希望どおり手術をし、成功して今もたいへん元気です。そのMさんに手術の後しばらくして、
「傷が乾くとそこが引き吊って痛い。何とかならないだろうか」という相談を受けました。私はこれまで、ハーブで傷をなおしたと言う人の話も聞いていましたので、早速馬油にハーブのエッセンシャルオイルを何種類か混ぜ、傷が乾かないように少しずつ塗ってみるようすすめました。
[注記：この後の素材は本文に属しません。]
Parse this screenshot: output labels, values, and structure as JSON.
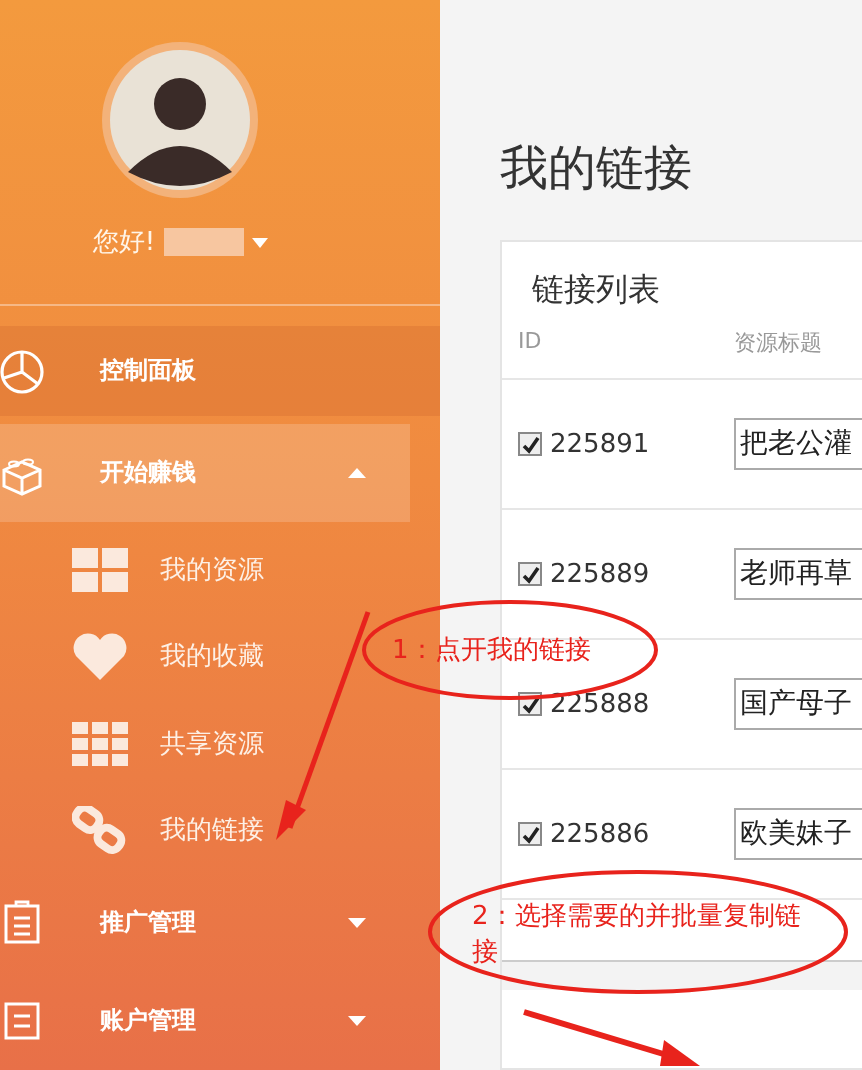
{
  "sidebar": {
    "greeting": "您好!",
    "menu": [
      {
        "label": "控制面板",
        "selected": false
      },
      {
        "label": "开始赚钱",
        "selected": true,
        "expanded": true,
        "children": [
          {
            "label": "我的资源"
          },
          {
            "label": "我的收藏"
          },
          {
            "label": "共享资源"
          },
          {
            "label": "我的链接"
          }
        ]
      },
      {
        "label": "推广管理",
        "selected": false,
        "expanded": false
      },
      {
        "label": "账户管理",
        "selected": false,
        "expanded": false
      }
    ]
  },
  "page_title": "我的链接",
  "card": {
    "title": "链接列表",
    "columns": [
      "ID",
      "资源标题"
    ],
    "rows": [
      {
        "checked": true,
        "id": "225891",
        "title": "把老公灌"
      },
      {
        "checked": true,
        "id": "225889",
        "title": "老师再草"
      },
      {
        "checked": true,
        "id": "225888",
        "title": "国产母子"
      },
      {
        "checked": true,
        "id": "225886",
        "title": "欧美妹子"
      }
    ]
  },
  "annotations": [
    "1：点开我的链接",
    "2：选择需要的并批量复制链接"
  ]
}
Mさんが早速試してみると、あらあら不思議、だんだん楽になってきたと大喜び、今では傷跡もきれいになりました。また、体にハーブの香りが染み着いていて、Mさんが道を歩くと、すれ違った人が「いい香り」と、振り返ることがときどきあるそうです。
また、このところ「さくら」を見学に訪れる方が増え、その人達がよく壁に飾ってあるクラフトを見ては、
「きれいねー、どうやって作るのですか」とか、また、
「ハーブはどのようにお料理に使うのですか」などと聞かれると、私もつい黙っていられずに、
「これはアスパラに似ていますが、フェンネルと言って魚料理にとてもよく合うハーブです。フィッシュハーブとも呼ばれています。肉にはタイムをつけて焼けば風味がよくなります。ハーブティーは、レモングラスにレモンパームをいれると味がまろやかになります……」などと、ひとしきりハーブの講釈をすることになります。
近ごろでは、私の講釈を隣で聞いていたSさんが、
「ローズマリーは若返り、物忘れにも効きます。化粧水にもよく使われています」などと口をはさみ、見学の若いお嬢さん達をびっくりさせています。
今ではハーブは「さくら」の生活に欠かせないものとなっています。